Letztlich musste ich das RTL Interview aber wieder absagen. Denn nicht nur, dass die Bahn eine Berichterstattung auf ihrem Gelände untersagte, sie informierte auch meinen derzeitigen Arbeitgeber darüber, dass ich vor hätte, ein Interview zu diesem Thema zu geben.Und mit einem Male machten sich beide sehr große Sorgen, was ich sagen würde und, vielleicht noch schlimmer, was RTL aus dem Gesagten letztlich machen würde. Im Grunde, so sicherte mir mein Arbeitgeber auch zu, hätte ich natürlich die Freiheit, das Interview zu geben. Niemand könne es mir verbieten. Allerdings musste ich bereits hier schon feststellen, dass einige Details falsch kommuniziert worden waren. Von wessen Seite, möchte ich nicht beurteilen. Und auf Details möchte ich ebenfalls nicht eingehen. Letztlich wurde mir mit einem Male flau im Magen und ich fürchtete, mich, meinen Arbeitgeber und meinen ehemaligen Arbeitgeber falsch dargestellt zu bekommen. Und damit noch weitaus größere Scherereien hervor zu rufen.
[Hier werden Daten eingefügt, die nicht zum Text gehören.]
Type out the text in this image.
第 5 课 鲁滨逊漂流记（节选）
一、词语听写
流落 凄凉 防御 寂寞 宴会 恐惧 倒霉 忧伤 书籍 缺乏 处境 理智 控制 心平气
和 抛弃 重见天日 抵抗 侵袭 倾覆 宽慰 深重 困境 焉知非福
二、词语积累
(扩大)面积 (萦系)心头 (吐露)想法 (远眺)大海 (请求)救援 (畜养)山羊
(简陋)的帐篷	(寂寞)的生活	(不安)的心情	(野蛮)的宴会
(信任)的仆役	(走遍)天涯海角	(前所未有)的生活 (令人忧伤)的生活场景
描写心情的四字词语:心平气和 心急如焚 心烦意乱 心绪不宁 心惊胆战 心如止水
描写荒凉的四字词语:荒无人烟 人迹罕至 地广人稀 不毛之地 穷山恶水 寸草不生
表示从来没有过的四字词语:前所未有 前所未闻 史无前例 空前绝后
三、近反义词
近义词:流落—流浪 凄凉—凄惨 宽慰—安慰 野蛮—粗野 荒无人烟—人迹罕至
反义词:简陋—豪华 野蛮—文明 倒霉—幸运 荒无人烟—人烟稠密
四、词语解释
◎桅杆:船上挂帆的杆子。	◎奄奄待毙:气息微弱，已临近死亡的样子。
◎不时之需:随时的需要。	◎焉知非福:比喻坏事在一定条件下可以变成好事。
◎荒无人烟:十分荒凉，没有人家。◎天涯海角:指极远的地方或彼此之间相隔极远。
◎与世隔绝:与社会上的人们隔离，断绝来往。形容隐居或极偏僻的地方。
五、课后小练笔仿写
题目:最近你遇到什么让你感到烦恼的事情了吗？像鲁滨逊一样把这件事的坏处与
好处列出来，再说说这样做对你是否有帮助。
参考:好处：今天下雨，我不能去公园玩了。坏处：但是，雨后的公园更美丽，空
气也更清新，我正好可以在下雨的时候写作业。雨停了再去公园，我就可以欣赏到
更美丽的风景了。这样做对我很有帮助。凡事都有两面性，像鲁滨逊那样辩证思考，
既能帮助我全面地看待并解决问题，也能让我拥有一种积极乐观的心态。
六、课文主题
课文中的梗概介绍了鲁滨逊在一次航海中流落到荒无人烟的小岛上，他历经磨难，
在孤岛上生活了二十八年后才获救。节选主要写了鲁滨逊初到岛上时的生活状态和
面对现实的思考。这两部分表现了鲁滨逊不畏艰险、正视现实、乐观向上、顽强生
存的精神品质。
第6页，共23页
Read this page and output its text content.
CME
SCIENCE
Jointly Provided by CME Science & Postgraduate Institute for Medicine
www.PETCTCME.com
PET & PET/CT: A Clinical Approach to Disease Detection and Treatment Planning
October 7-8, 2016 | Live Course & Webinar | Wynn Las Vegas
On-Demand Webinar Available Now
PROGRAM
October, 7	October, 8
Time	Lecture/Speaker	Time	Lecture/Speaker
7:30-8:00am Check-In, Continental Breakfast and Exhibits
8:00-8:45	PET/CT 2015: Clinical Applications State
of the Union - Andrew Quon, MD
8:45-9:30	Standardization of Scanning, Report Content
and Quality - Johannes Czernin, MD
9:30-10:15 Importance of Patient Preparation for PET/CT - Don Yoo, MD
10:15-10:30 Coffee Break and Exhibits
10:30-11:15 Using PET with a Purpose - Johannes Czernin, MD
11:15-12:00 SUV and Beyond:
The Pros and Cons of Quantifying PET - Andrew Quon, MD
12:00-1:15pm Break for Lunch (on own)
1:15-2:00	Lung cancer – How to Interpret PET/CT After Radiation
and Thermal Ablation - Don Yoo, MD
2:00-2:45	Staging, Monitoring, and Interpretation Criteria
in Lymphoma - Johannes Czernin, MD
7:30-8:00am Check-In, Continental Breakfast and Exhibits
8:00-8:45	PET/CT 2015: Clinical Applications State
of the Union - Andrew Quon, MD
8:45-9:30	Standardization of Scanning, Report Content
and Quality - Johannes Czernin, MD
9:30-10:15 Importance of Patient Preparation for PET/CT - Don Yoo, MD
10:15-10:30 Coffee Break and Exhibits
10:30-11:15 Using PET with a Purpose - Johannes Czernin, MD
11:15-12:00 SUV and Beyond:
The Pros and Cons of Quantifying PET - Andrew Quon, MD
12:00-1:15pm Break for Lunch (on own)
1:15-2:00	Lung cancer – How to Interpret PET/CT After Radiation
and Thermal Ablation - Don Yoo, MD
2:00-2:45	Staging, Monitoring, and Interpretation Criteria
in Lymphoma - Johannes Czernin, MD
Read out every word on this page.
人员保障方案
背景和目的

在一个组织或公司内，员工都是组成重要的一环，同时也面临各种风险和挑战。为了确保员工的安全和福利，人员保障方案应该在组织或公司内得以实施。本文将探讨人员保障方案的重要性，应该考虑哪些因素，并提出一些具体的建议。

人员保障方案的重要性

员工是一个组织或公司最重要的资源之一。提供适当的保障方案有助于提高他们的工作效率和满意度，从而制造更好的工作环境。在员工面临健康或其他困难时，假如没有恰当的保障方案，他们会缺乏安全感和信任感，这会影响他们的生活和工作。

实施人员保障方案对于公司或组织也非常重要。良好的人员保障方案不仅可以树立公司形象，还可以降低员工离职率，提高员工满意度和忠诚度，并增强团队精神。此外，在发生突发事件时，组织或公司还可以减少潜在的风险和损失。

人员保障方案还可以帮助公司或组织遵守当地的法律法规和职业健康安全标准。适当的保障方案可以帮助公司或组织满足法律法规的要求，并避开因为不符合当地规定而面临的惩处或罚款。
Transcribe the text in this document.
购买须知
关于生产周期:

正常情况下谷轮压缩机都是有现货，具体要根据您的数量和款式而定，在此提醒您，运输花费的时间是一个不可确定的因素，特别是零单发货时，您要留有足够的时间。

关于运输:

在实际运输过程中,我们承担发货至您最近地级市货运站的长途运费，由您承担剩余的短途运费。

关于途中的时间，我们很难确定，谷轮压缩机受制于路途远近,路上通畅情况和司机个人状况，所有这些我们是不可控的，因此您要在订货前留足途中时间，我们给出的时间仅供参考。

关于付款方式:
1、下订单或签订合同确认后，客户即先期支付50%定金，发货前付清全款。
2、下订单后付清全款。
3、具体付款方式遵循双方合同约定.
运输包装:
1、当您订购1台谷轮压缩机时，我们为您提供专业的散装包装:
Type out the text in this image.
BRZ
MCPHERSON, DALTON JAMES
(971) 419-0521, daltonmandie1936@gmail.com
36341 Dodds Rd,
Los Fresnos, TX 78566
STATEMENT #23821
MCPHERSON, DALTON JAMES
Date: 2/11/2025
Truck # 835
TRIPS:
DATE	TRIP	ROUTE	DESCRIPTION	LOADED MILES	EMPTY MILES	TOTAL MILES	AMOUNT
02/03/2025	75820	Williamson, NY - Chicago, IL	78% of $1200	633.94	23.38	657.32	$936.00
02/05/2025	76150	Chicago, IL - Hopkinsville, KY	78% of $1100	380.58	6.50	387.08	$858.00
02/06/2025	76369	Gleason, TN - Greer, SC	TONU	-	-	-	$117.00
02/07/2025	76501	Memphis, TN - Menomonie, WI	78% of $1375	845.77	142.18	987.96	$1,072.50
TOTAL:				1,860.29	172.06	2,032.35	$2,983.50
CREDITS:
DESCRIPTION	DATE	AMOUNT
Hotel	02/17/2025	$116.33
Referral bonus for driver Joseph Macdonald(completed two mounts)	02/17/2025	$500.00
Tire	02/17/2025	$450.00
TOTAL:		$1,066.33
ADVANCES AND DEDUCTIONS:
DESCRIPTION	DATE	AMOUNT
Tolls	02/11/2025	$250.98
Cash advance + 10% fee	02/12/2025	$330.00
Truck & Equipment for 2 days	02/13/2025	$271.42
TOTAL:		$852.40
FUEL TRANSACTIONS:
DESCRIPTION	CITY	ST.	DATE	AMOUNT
So komme ich also nicht erneut ins Fernsehen. Und habe eine wichtige Lektion gelernt. Alles, was ich hier scheibe, kommt an. Die Welt nimmt mich wahr, liest, speichert und verwertet, was ich hier tue. Ich muss mir bewusst sein, dass alles, was ich hier schreibe, Konsequenzen haben kann. Kleine oder Große. Vielleicht bereite ich jemandem eine kleine Freude, vielleicht trete ich aber auch jemandem auf den Schlips und muss meinen Anwalt einschalten. All das kann passieren.
Vielleicht wird wieder einmal eine Zeitung oder ein Fernsehsender anfragen, ob ich zu diesem oder jenem etwas sagen könnte. Und ich werde mich wieder geehrt fühlen. Aber auf jeden Fall auch für mich hinterfragen, ob ich es wirklich vertreten kann. Die Medienlandschaft ist ein Minenfeld, für das ich nicht trainiert und ausgebildet wurde. Ich bin ein kleiner Schrei(b)er am Rande des Feldes, der hin und wieder hinein gelockt wird und aufpassen muss, wohin er tritt.
Wahrscheinlich geht es noch lange, bis ich meine 15 Minuten voll habe.